第一百零七章逐客(1/2)
青萍匆匆下床,摸索著點亮一盞燭台。
整個房間慢慢顯出了它狹隘的輪廓,看到那兩個人的姿勢,青萍不由愣住。
蕭瑾時一臉曖昧不清的笑,腕子抬起,正執著寧芳笙的手;對面的寧芳笙臉繃著,另一隻手揚起,正要去扣蕭瑾時脖子的架勢。
「……」不知道該不該攔。
「怎麼了,寧太傅此時還要以、為本世子是個不軌之人而置之死地嗎?」
「以為」兩個字咬得格外重,充滿了譏誚意味。
他的自稱一出來,青萍便清醒些許。便是這蕭世子該死,也只能悄悄地除了,這麼光明正大地,不是惹禍上身麼?於是視線投向寧芳笙。

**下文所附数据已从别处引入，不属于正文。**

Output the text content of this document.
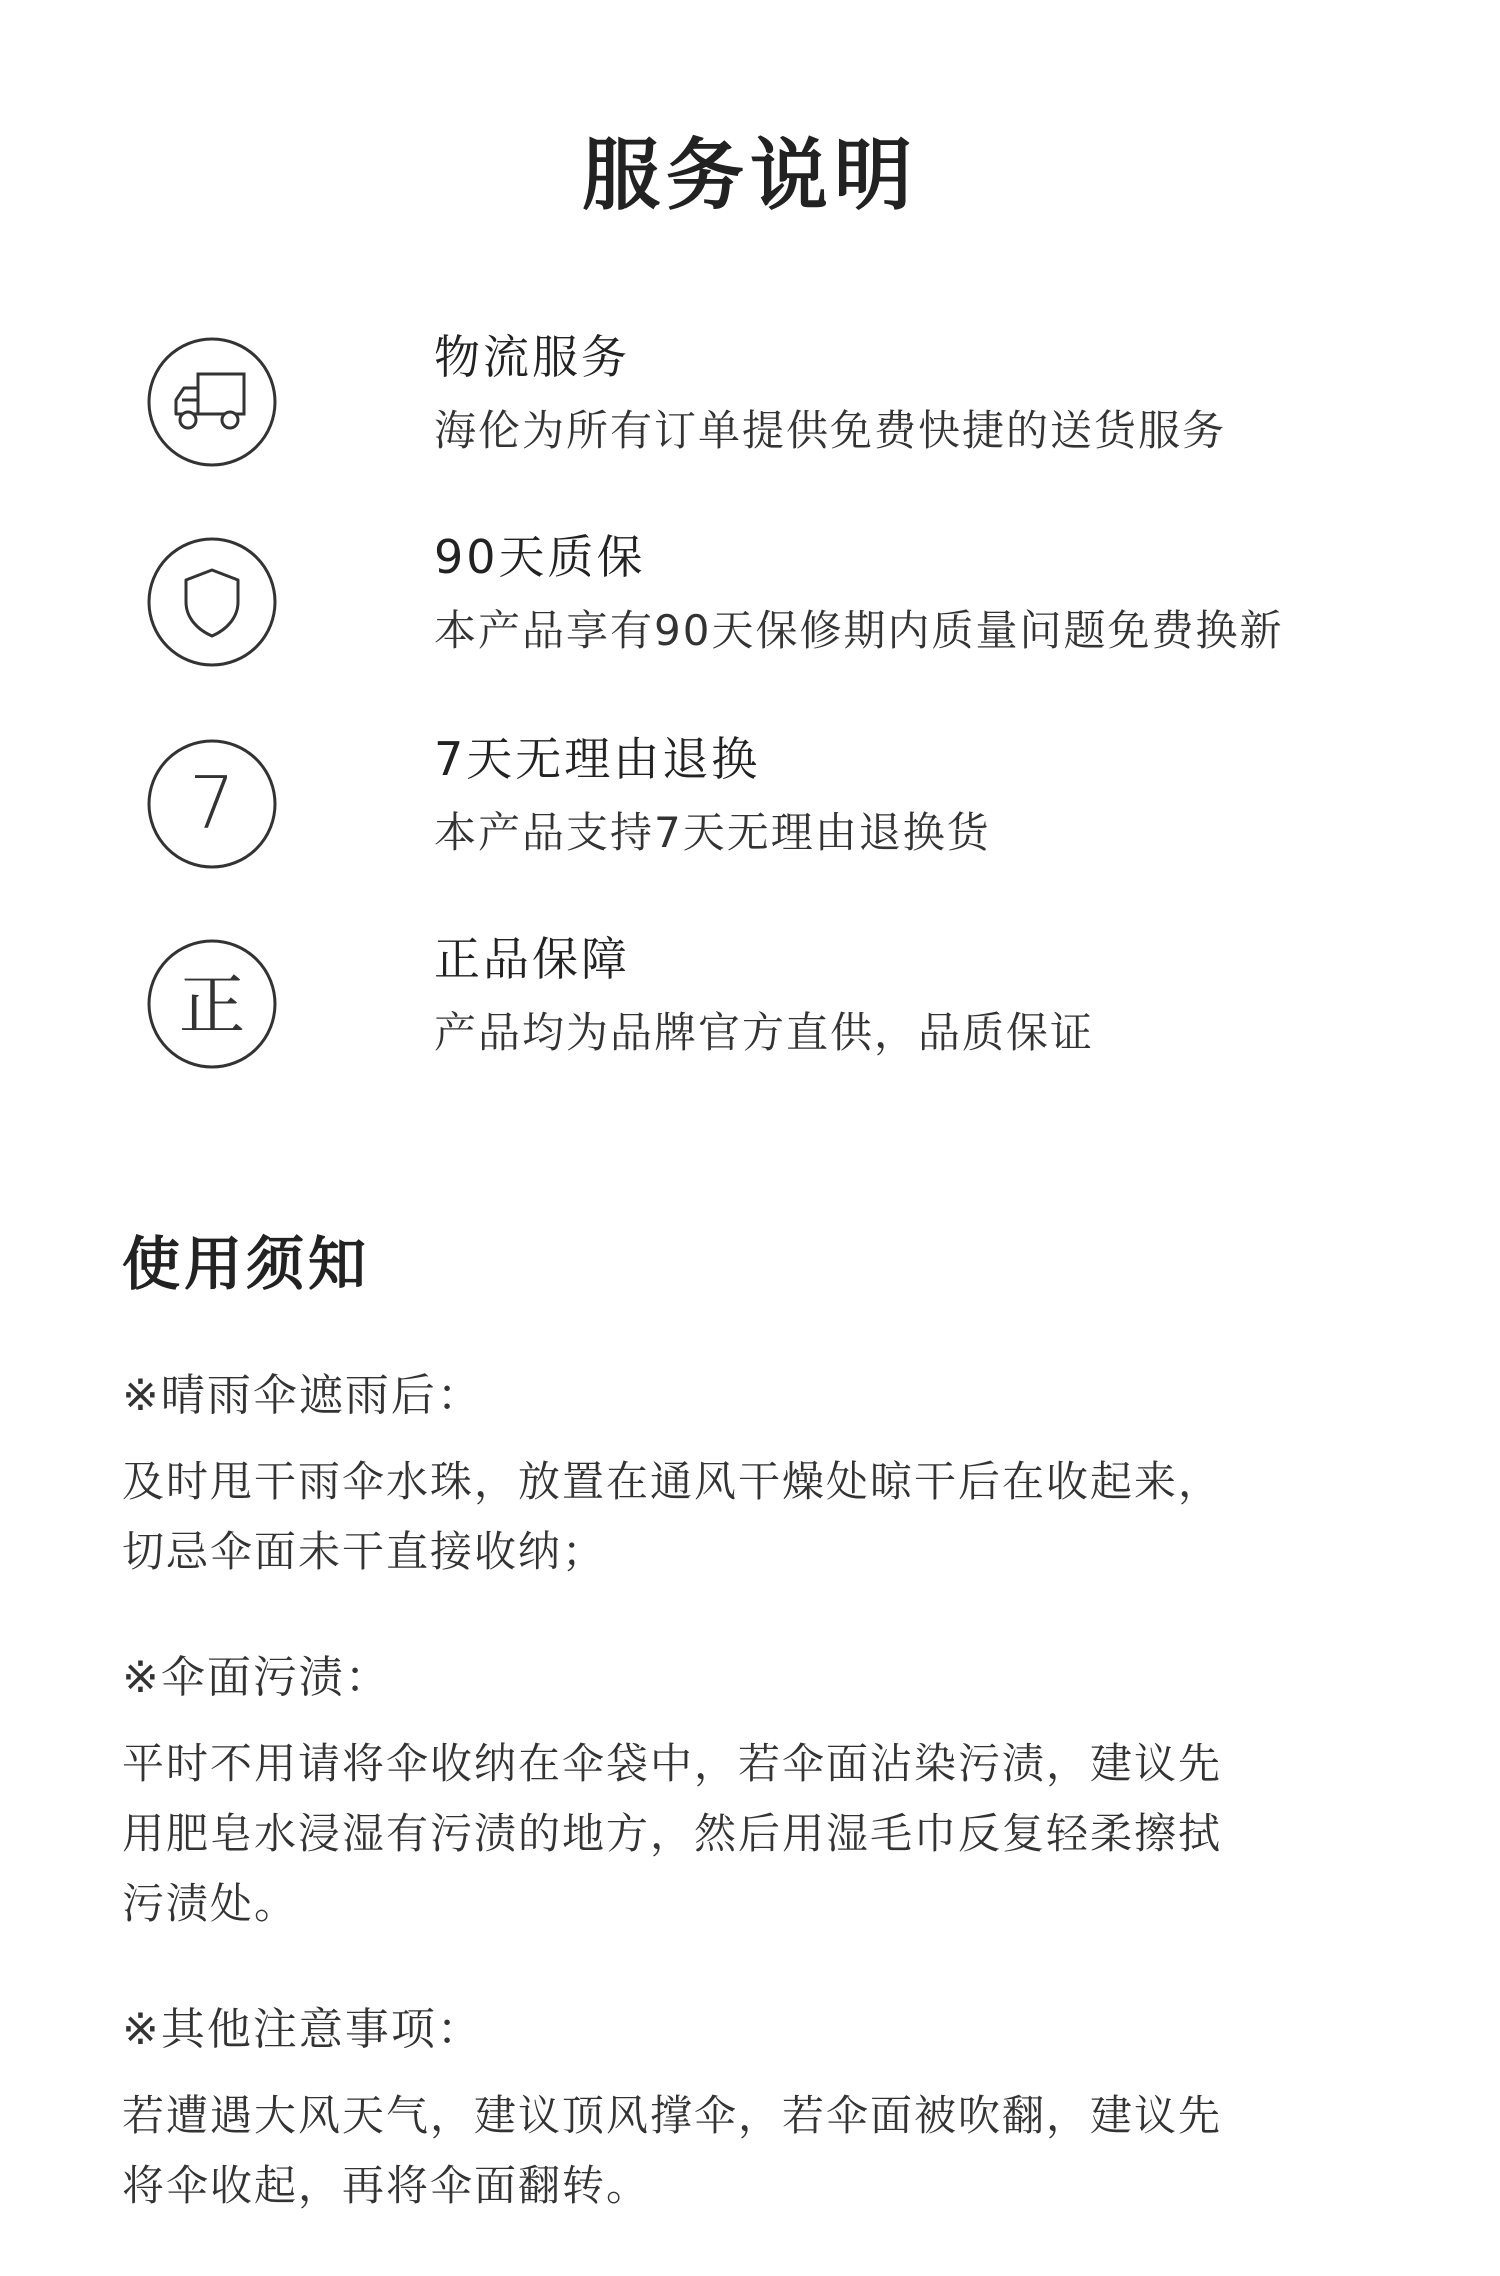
服务说明
物流服务
海伦为所有订单提供免费快捷的送货服务
90天质保
本产品享有90天保修期内质量问题免费换新
7
7天无理由退换
本产品支持7天无理由退换货
正
正品保障
产品均为品牌官方直供，品质保证
使用须知
※晴雨伞遮雨后：
及时甩干雨伞水珠，放置在通风干燥处晾干后在收起来，
切忌伞面未干直接收纳；
※伞面污渍：
平时不用请将伞收纳在伞袋中，若伞面沾染污渍，建议先
用肥皂水浸湿有污渍的地方，然后用湿毛巾反复轻柔擦拭
污渍处。
※其他注意事项：
若遭遇大风天气，建议顶风撑伞，若伞面被吹翻，建议先
将伞收起，再将伞面翻转。
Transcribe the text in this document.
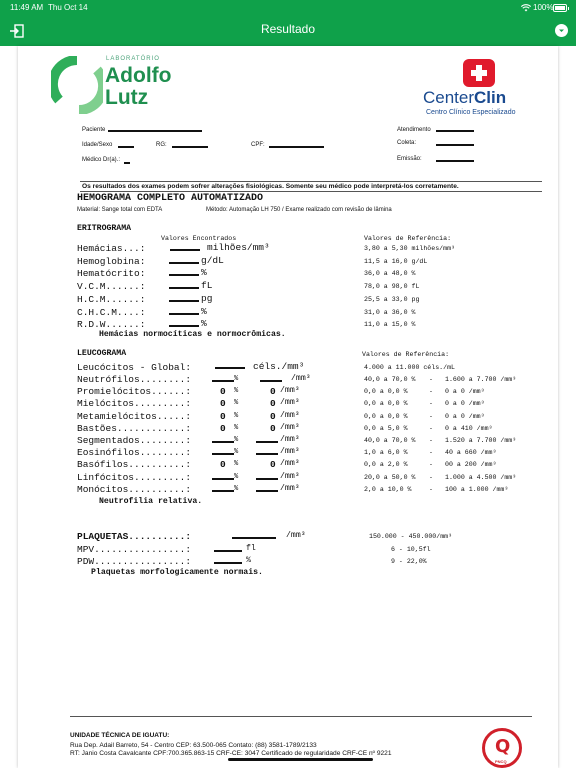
11:49 AM Thu Oct 14	100%
Resultado
LABORATÓRIO
Adolfo
Lutz	CenterClin
Centro Clínico Especializado
Paciente
Idade/Sexo	RG:	CPF:
Médico Dr(a).:
Atendimento
Coleta:
Emissão:
Os resultados dos exames podem sofrer alterações fisiológicas. Somente seu médico pode interpretá-los corretamente.
HEMOGRAMA COMPLETO AUTOMATIZADO
Material: Sange total com EDTA	Método: Automação LH 750 / Exame realizado com revisão de lâmina
ERITROGRAMA
Valores Encontrados	Valores de Referência:
Hemácias...:	milhões/mm³	3,80 a 5,30 milhões/mm³
Hemoglobina:	g/dL	11,5 a 16,0 g/dL
Hematócrito:	%	36,0 a 48,0 %
V.C.M......:	fL	78,0 a 98,0 fL
H.C.M......:	pg	25,5 a 33,0 pg
C.H.C.M....:	%	31,0 a 36,0 %
R.D.W......:	%	11,0 a 15,0 %
Hemácias normocíticas e normocrômicas.
LEUCOGRAMA	Valores de Referência:
Leucócitos - Global:	céls./mm³	4.000 a 11.000 céls./mL
Neutrófilos........:	%	/mm³	40,0 a 70,0 % - 1.600 a 7.700 /mm³
Promielócitos......:	0 %	0 /mm³	0,0 a 0,0 %	- 0 a 0 /mm³
Mielócitos.........:	0 %	0 /mm³	0,0 a 0,0 %	- 0 a 0 /mm³
Metamielócitos.....:	0 %	0 /mm³	0,0 a 0,0 %	- 0 a 0 /mm³
Bastões............:	0 %	0 /mm³	0,0 a 5,0 %	- 0 a 410 /mm³
Segmentados........:	%	/mm³	40,0 a 70,0 % - 1.520 a 7.700 /mm³
Eosinófilos........:	%	/mm³	1,0 a 6,0 %	- 40 a 660 /mm³
Basófilos..........:	0 %	0 /mm³	0,0 a 2,0 %	- 00 a 200 /mm³
Linfócitos.........:	%	/mm³	20,0 a 50,0 % - 1.000 a 4.500 /mm³
Monócitos..........:	%	/mm³	2,0 a 10,0 %	- 100 a 1.000 /mm³
Neutrofilia relativa.
PLAQUETAS..........:	/mm³	150.000 - 450.000/mm³
MPV................:	fl	6 - 10,5fl
PDW................:	%	9 - 22,0%
Plaquetas morfologicamente normais.
UNIDADE TÉCNICA DE IGUATU:
Rua Dep. Adail Barreto, 54 - Centro CEP: 63.500-065 Contato: (88) 3581-1789/2133
RT: Janio Costa Cavalcante CPF:700.365.863-15 CRF-CE: 3047 Certificado de regularidade CRF-CE nº 9221
Q
PNCQ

然而寧芳笙半點沒有停手的意思,那手落在蕭瑾時的脖頸上,漫不經心地滑動、摩挲,眼神很是專注,給人痴纏不舍的錯覺。
蕭瑾時的眼也閃了閃。
「世子一個人來的麼?」
她輕輕地問,眼睫半垂,淡漠又勾人。
過了一會兒,蕭瑾時才低下頭,視線盯著她飽滿白皙的額頭。
「你猜猜?」
又是這三個字。
寧芳笙的牙根磨了磨,心裡不知冷哼了多少。
修剪地圓潤乾淨的指甲在男人的脖頸間滑了一圈,指尖冰涼,讓人生出些許寒意。好似在召示:這裡,遲早是我的。
然後她的手毫不留戀地離開了。
抬起頭,寧芳笙眼角一擠,有些尖銳,「世子還不放開本官的手麼?」
蕭瑾時仍在回味她方才那個動作、那個溫涼的感覺,即便知道她的意圖,他依舊有些意猶未盡的感覺。喉結不著痕跡地滾了滾,蕭瑾時嗓子啞下,含笑道:「就許太傅摸我的脖子,就不許我摸太傅的手麼?」
或許是因為光線的原因,他的眼底一片深色。
寧芳笙皺眉,什麼叫摸?方才就該把他的脖子擰下來。
乜了他一眼,「世子可以放開了!」
青萍便在一旁,灼灼地盯著蕭瑾時的手,大有他不松就要咬人的架勢。
蕭瑾時微微一笑,鬆開了寧芳笙的腕子。
寧芳笙冷睨著這人,她一時也想不明白這人為什麼會出現在這裡。她才準備問,外面就響起「噔噔噔」的腳步聲。
很快,樓梯上那人就出現在門口。
他看了看門,未曾料到竟是開的;往裡頭悄悄瞄一眼,更驚訝了。
寧芳笙已經看到了人,臉色不虞,「趙統領,何以深夜同蕭世子出現在此處?」
御林軍統領,趙渡,見她冷臉,有些侷促地捏了捏手。道:「打擾太傅了,下官是奉命陪同蕭世子一起,來追上外巡的隊伍。」
他說的精煉簡單,寧芳笙從他話里便明白,是宣帝允了蕭瑾時出來「外巡」的。
外巡?
呵,她怎麼就不信呢?
轉過頭,似笑非笑地看蕭瑾時,「真是巧了,讓世子和統領趕上了本官。」
趙渡覺得話中帶冷風,便低下頭不吭聲,本來他就是奉命,與他無關的。
蕭瑾時回以一笑,「是很巧。」
其實也算不得多巧。
他們一路來時,蕭瑾時便問了許多沿路的客棧,知道他們大概的行旅速度。而後趕到那山邊時,路上無故燃著野火。
空氣中味道不似草木,倒有……肉的味道。
當時蕭瑾時停了下來,聯合寧芳笙出京那天發生的事情,沉吟片刻,決定下馬去探。那火外圍都是金黃色,裡面是橙紅色的,周圍一圈都繞著黑灰,可知應當燒了許久了。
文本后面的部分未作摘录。